A friend gave me a book that I have been reading, but she also guided me toward a particular section of the book that I hadn't gotten to yet. This particular section is about a lady called Jeannie, who experienced a rather dramatic conversion to Jesus after being involved in some pretty heavy sin. She was so excited about her new life in Christ. However, Jeannie wished she was like the other women in the church. She feels that the women are welcoming and loving, but she feels that they don't understand her and that she will never quite fit in with them because she feels that they have no clue about her past life and they wouldn't understand it, and that if they did understand they would reject her. I can so totally relate to that. I don't feel like I fit in anywhere, even in the church and even though I know some wonderful women who are friends of mine. I still feel like I don't quite measure up to them and never will.

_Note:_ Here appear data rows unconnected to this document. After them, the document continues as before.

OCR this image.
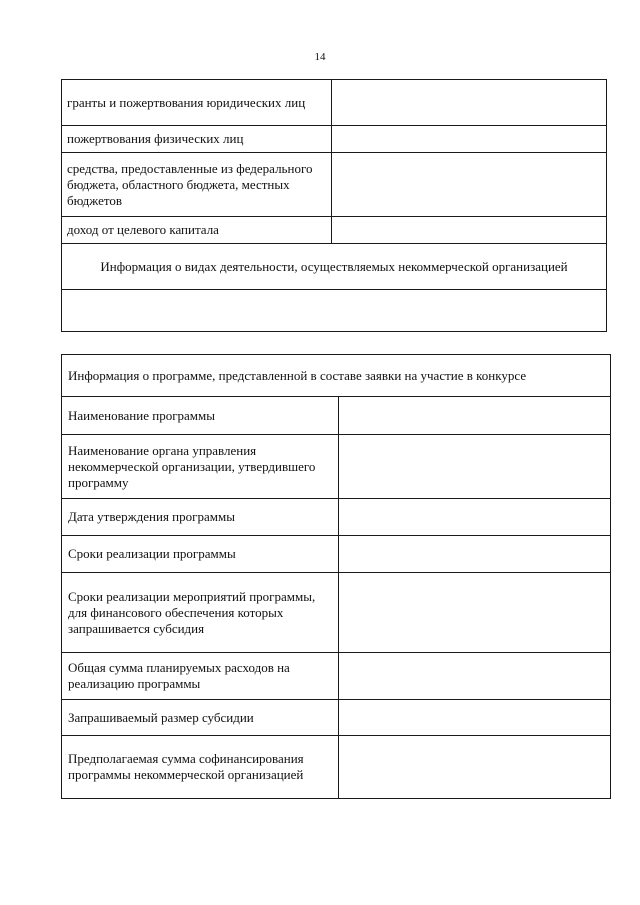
14
гранты и пожертвования юридических лиц	
пожертвования физических лиц	
средства, предоставленные из федерального бюджета, областного бюджета, местных бюджетов	
доход от целевого капитала	
Информация о видах деятельности, осуществляемых некоммерческой организацией	

Информация о программе, представленной в составе заявки на участие в конкурсе	
Наименование программы	
Наименование органа управления некоммерческой организации, утвердившего программу	
Дата утверждения программы	
Сроки реализации программы	
Сроки реализации мероприятий программы, для финансового обеспечения которых запрашивается субсидия	
Общая сумма планируемых расходов на реализацию программы	
Запрашиваемый размер субсидии	
Предполагаемая сумма софинансирования программы некоммерческой организацией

I try to remind myself that my identity is in Christ and that it doesn't matter if I fit in or not, but the truth is that to me it does matter if I fit in. I have written out Bible verses that tell me the truth about myself, I read encouraging books, but sometimes I still struggle. I struggle with insecurity and acceptance and love, and I always fear that my friendships will one day end because I do something really stupid and that my friends will be sick of dealing with me and just walk away. I've experienced a lot of that and I can't say that I blame the people who walked away, which is why I fear I haven't changed enough yet or that deep down I'm really the same person as I was then and that one day I'll show my "true colors" and that people will just walk away when they've had enough. But I don't really help myself because when I feel the most insecure is when I take things more personally than I should, or snap at someone, or pick a fight. I don't even understand that.
Sometimes I wonder when the truth really will start to take effect and I'll start to believe the truth about myself.